READ: Oil hits multi-year lows as Opec verdict weighs
In the United States, "shale gas and shale oil have added around 0.5% to gross domestic data (GDP) per year in my model, and I think it will now subtract 0.5% to 1.0% as projects become unprofitable and credit in the sector tanks," said Steen Jakobsen, chief investment officer at Saxo Bank, in Copenhagen.
The STOXX Europe 600 energy sector index has fallen into bear market territory, down 23% since late June. That amounts to wiping out market capitalisation of roughly $250bn - more than the entire market value of Shell, according to Reuters data.
Mining shares also dropped, falling along with copper prices, which tumbled to a four-and-a-half year low, hurt by signs of slowing factory growth in Europe and China.

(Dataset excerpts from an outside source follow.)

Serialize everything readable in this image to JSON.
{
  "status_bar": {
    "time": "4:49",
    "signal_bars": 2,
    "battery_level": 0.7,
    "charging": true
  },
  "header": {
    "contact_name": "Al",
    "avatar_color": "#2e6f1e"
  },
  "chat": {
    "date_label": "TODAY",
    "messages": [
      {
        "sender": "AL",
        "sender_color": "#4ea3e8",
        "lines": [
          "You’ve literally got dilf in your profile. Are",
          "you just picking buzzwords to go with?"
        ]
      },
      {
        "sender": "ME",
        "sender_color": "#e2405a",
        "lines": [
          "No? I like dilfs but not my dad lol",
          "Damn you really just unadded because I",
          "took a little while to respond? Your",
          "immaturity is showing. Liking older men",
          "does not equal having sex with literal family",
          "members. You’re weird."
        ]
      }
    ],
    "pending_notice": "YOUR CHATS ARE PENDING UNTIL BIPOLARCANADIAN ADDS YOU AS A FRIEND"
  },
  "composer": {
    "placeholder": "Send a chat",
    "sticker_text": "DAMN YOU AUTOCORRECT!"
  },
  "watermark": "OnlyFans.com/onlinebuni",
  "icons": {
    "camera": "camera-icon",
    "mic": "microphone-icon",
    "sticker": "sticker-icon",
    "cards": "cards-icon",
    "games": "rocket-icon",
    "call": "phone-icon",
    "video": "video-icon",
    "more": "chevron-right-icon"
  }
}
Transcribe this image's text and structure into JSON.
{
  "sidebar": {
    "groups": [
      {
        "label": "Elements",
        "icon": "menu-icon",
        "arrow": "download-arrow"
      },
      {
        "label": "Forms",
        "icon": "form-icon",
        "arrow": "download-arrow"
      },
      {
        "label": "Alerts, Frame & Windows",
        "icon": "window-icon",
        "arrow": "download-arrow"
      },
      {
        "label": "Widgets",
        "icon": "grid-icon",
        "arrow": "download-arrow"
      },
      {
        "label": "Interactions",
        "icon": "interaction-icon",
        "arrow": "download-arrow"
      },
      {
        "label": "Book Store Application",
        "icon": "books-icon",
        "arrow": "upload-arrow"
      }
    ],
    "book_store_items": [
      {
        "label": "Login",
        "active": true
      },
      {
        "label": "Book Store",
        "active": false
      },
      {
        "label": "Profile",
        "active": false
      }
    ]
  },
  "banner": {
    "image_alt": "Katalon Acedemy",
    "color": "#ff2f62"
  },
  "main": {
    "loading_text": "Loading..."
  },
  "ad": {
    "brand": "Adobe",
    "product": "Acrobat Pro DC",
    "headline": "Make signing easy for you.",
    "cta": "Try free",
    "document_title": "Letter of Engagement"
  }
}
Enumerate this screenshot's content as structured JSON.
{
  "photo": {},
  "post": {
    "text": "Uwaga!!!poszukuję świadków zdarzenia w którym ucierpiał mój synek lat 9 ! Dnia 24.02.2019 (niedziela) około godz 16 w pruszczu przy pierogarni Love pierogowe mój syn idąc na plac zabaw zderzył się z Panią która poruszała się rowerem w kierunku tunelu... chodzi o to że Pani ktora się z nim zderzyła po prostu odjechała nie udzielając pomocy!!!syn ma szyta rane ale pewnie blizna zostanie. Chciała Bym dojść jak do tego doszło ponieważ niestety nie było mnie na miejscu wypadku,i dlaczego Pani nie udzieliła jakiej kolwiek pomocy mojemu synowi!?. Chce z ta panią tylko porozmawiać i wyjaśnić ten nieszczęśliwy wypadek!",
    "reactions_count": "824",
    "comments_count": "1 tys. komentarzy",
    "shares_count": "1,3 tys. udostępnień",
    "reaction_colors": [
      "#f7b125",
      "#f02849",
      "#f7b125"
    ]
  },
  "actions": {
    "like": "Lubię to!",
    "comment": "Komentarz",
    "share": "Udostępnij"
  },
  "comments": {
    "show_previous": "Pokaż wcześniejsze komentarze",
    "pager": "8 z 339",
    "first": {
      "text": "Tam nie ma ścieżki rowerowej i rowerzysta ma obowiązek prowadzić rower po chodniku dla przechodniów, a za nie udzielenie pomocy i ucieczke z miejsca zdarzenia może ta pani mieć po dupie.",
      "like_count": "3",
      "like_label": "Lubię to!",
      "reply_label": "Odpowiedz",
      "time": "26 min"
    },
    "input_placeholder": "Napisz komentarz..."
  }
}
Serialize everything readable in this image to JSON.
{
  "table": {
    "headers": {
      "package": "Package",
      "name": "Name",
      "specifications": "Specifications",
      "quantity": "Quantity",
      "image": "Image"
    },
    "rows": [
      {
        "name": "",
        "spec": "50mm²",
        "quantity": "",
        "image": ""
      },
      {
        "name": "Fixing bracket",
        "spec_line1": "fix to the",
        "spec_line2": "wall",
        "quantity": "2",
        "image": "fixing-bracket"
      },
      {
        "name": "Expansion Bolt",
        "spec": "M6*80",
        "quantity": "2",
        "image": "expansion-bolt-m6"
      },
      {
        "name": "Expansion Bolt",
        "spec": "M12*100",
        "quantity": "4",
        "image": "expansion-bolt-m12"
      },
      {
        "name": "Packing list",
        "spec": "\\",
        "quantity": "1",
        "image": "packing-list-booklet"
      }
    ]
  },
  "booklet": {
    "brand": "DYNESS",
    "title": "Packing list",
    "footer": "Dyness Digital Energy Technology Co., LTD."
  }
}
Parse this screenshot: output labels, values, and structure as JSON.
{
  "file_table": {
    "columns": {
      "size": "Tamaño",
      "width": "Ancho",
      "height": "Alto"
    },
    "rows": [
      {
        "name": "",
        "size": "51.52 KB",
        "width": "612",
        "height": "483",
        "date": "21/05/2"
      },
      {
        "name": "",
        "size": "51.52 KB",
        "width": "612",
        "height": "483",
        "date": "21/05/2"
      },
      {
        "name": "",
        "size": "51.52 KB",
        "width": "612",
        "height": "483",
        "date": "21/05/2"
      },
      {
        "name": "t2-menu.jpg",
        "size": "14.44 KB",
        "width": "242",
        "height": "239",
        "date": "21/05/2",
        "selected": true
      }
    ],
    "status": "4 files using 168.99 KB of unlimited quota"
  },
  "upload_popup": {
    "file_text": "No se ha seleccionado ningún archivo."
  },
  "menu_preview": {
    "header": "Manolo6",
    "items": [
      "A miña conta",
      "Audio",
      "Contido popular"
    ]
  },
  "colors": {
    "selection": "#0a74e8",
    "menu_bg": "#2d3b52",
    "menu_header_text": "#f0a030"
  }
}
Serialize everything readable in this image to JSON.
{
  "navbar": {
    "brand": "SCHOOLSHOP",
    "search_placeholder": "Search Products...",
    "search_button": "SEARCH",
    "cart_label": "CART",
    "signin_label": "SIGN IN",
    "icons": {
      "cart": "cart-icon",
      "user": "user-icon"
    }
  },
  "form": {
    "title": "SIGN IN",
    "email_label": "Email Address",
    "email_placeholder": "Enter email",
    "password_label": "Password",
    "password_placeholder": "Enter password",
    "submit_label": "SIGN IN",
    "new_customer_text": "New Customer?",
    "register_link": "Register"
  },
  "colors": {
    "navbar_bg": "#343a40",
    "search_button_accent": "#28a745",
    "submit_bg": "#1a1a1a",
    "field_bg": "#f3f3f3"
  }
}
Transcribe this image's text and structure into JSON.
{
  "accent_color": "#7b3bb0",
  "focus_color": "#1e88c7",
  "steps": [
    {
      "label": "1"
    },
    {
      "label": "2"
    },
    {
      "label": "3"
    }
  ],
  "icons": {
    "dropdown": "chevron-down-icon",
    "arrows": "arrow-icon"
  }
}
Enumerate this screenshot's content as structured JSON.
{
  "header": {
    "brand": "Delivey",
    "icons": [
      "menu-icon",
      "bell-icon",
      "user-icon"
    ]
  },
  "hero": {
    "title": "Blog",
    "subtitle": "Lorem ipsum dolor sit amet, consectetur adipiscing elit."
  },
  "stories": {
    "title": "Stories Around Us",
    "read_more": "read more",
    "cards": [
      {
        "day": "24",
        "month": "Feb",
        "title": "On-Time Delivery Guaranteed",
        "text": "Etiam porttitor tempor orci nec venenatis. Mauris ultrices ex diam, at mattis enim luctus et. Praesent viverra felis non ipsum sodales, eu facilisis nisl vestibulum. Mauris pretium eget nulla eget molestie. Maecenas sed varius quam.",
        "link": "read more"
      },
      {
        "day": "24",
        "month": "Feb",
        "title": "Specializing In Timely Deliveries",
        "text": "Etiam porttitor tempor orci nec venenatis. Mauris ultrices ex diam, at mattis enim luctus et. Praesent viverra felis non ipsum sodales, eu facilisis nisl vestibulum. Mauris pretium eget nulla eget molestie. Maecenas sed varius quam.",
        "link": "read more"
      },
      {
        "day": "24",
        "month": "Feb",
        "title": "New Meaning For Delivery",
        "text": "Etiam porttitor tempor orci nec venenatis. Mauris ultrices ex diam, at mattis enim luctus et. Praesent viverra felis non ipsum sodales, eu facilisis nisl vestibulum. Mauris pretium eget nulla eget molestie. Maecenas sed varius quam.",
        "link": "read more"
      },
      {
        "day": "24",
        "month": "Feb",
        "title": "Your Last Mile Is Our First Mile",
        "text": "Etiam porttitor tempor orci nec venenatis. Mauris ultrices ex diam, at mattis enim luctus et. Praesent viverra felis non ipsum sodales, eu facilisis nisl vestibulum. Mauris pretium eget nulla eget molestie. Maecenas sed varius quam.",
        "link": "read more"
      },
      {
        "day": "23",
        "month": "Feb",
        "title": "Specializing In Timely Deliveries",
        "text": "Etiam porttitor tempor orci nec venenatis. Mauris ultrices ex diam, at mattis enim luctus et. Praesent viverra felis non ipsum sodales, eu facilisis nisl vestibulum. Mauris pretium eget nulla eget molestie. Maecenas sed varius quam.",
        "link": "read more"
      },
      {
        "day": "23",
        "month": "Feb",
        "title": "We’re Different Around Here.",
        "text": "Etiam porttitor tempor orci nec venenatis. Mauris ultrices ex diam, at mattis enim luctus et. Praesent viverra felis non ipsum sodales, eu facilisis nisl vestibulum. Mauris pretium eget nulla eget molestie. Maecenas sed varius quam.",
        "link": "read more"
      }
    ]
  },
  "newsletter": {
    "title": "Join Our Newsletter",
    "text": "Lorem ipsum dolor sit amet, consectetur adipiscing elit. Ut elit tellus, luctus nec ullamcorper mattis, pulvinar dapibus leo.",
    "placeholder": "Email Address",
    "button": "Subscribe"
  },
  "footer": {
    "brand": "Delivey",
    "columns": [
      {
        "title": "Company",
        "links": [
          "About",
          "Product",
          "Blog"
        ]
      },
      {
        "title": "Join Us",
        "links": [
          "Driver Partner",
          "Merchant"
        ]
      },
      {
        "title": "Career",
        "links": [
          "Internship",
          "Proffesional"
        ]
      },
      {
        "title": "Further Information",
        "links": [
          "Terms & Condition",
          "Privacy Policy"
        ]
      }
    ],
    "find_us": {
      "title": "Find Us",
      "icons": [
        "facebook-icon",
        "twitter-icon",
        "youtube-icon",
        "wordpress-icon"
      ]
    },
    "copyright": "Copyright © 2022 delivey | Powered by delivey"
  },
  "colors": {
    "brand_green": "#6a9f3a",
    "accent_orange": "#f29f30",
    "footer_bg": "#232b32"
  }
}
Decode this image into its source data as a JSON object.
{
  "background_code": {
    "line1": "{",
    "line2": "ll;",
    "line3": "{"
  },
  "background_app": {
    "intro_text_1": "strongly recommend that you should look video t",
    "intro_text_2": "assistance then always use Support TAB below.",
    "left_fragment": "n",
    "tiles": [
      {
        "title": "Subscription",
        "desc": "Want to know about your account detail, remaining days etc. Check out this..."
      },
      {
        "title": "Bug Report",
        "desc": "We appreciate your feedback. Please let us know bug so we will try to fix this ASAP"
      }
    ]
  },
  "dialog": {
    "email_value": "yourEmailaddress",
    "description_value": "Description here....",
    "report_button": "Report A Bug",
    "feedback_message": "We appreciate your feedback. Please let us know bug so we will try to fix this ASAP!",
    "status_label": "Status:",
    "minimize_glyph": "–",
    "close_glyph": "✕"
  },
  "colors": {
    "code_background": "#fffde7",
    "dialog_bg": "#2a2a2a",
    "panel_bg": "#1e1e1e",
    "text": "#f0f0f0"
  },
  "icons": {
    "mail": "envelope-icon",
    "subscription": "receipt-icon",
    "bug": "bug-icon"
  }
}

BHP Billiton fell 2.2% and Rio Tinto dropped 1.4%.
Data showed that manufacturing slowed more than expected in China in November and stalled in the eurozone, where new orders fell at the fastest pace in 19 months.
"There's downward pressure on many commodities. That is a function of disappointing global growth and especially the slowdown in China," Wouter Sturkenboom, senior investment strategist at Russell Investments, said.
Bucking the trend, shares in airlines rallied on Monday. Air France rose 0.4% and Ryanair 1.3%. Fuel accounts for around a third of airlines' operating costs.
Germany's biggest utility, E.ON, rose 4.1% after announcing plans to split in two and spin off most of its power generation, energy trading and upstream businesses.